I picked this up this weekend via some horse trading etc.  It needs some elbow grease but is all original.  Will make a good project for me.  If anyone has a set of decent Lobdell hoops for it, i am very interested.


----------



## 1439Mike (Mar 16, 2022)

Wow! Very nice. Congrats!!


----------



## Handle Bar Hoarder (Mar 16, 2022)

niecssssssssssssssssssssssssssssss


----------



## Schwinn1776 (Mar 16, 2022)

Oooh la la la 🤪


----------



## Kato (Mar 16, 2022)

Scoooooooooooooooooooooooooore !!!!


----------



## Gully (Mar 16, 2022)

How do you find this stuff?  Great eye!
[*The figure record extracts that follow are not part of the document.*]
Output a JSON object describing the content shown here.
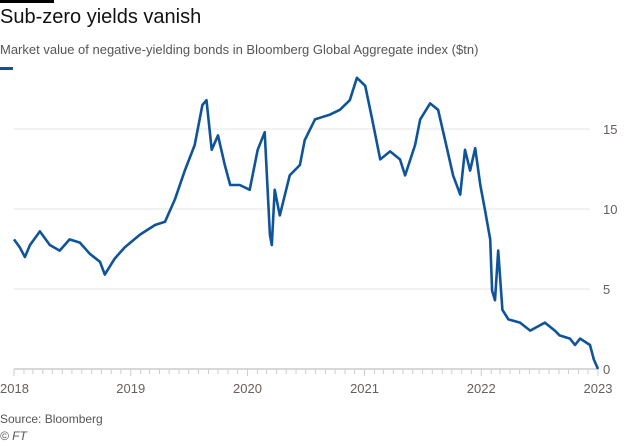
{
  "title": "Sub-zero yields vanish",
  "subtitle": "Market value of negative-yielding bonds in Bloomberg Global Aggregate index ($tn)",
  "source": "Source: Bloomberg",
  "credit": "© FT",
  "colors": {
    "line": "#0f5499",
    "grid": "#e8e6e3",
    "text": "#66605c"
  },
  "chart_data": {
    "type": "line",
    "title": "Sub-zero yields vanish",
    "ylabel": "",
    "xlim": [
      "2018-01-01",
      "2023-01-01"
    ],
    "ylim": [
      0,
      18.5
    ],
    "y_ticks": [
      "0",
      "5",
      "10",
      "15"
    ],
    "x_ticks": [
      "2018",
      "2019",
      "2020",
      "2021",
      "2022",
      "2023"
    ],
    "y_axis_side": "right",
    "grid": true,
    "series": [
      {
        "x": [
          "2018-01-01",
          "2018-01-19",
          "2018-02-04",
          "2018-02-20",
          "2018-03-23",
          "2018-04-23",
          "2018-05-24",
          "2018-06-24",
          "2018-07-26",
          "2018-08-26",
          "2018-09-27",
          "2018-10-12",
          "2018-11-12",
          "2018-12-13",
          "2019-01-30",
          "2019-03-18",
          "2019-04-18",
          "2019-05-19",
          "2019-06-19",
          "2019-07-20",
          "2019-08-13",
          "2019-08-26",
          "2019-09-11",
          "2019-10-01",
          "2019-10-22",
          "2019-11-08",
          "2019-12-08",
          "2020-01-08",
          "2020-02-02",
          "2020-02-24",
          "2020-03-11",
          "2020-03-17",
          "2020-03-26",
          "2020-04-11",
          "2020-05-12",
          "2020-06-13",
          "2020-06-28",
          "2020-07-30",
          "2020-08-14",
          "2020-09-15",
          "2020-10-16",
          "2020-11-16",
          "2020-12-08",
          "2021-01-03",
          "2021-01-25",
          "2021-02-19",
          "2021-03-22",
          "2021-04-22",
          "2021-05-08",
          "2021-06-08",
          "2021-06-24",
          "2021-07-25",
          "2021-08-19",
          "2021-09-10",
          "2021-10-05",
          "2021-10-27",
          "2021-11-11",
          "2021-11-27",
          "2021-12-13",
          "2021-12-29",
          "2022-01-13",
          "2022-01-29",
          "2022-02-04",
          "2022-02-13",
          "2022-02-23",
          "2022-03-08",
          "2022-03-27",
          "2022-05-02",
          "2022-06-03",
          "2022-07-19",
          "2022-08-19",
          "2022-09-03",
          "2022-10-05",
          "2022-10-21",
          "2022-11-06",
          "2022-12-07",
          "2022-12-19",
          "2023-01-01"
        ],
        "values": [
          8.1,
          7.6,
          7.0,
          7.75,
          8.6,
          7.75,
          7.4,
          8.1,
          7.9,
          7.2,
          6.7,
          5.9,
          6.9,
          7.6,
          8.4,
          9.0,
          9.2,
          10.6,
          12.4,
          14.0,
          16.5,
          16.8,
          13.7,
          14.6,
          12.75,
          11.5,
          11.5,
          11.2,
          13.7,
          14.8,
          8.4,
          7.75,
          11.2,
          9.6,
          12.1,
          12.75,
          14.3,
          15.6,
          15.7,
          15.9,
          16.2,
          16.8,
          18.2,
          17.7,
          15.6,
          13.1,
          13.6,
          13.1,
          12.1,
          14.0,
          15.6,
          16.6,
          16.2,
          14.3,
          12.1,
          10.9,
          13.7,
          12.4,
          13.8,
          11.5,
          9.9,
          8.1,
          4.9,
          4.3,
          7.4,
          3.7,
          3.1,
          2.9,
          2.4,
          2.9,
          2.4,
          2.1,
          1.9,
          1.5,
          1.9,
          1.5,
          0.6,
          0.0
        ]
      }
    ]
  }
}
Congrats!


----------



## rollfaster (Mar 17, 2022)

Wow, just wow!!


----------



## tacochris (Mar 17, 2022)

NOW we're talkin!  Thats a friggin gem!


----------



## 49autocycledeluxe (Mar 17, 2022)

I hope to get one just like it for $25.00 at a yard sale some day. 🙂


----------



## SJ_BIKER (Mar 17, 2022)

I'd buy that for a dollar


----------



## onecatahula (Mar 17, 2022)

Ok, I’ll start:
500 bucks + shipping


----------



## 1817cent (Mar 17, 2022)

Pete, once i get the 2 tone brown one home, i will have a matched pair!  I have gathered the needed parts, now just need the bike..


----------



## phantomVW (Mar 19, 2022)

Nice trade Congrats!


----------



## onecatahula (Mar 19, 2022)

1817cent said:


> Pete, once i get the 2 tone brown one home, i will have a matched pair!  I have gathered the needed parts, now just need the bike..



It’s right here in the MLC lineup Jay; just a few more weeks . . .


----------



## cyclingday (Mar 19, 2022)

Wunderbar!


----------



## 1817cent (Mar 29, 2022)

I have been cleaning up a bit and am happy how the front rim turned out. (It was as bad as the rear).  Continuing to polish, grease and remove rust here and there.  Mark is refurbishing the speedo head, so when i get that back, that will add to the bike.


----------



## 1817cent (Apr 19, 2022)

I did find a real nice set of Lobdell rims for this bike.  Once they are on, i will post pictures.


----------



## 1817cent (May 14, 2022)

Same bike with the much better scripted Lobdell rims and a Morrow rear hub.  (Swapped out the ND)


----------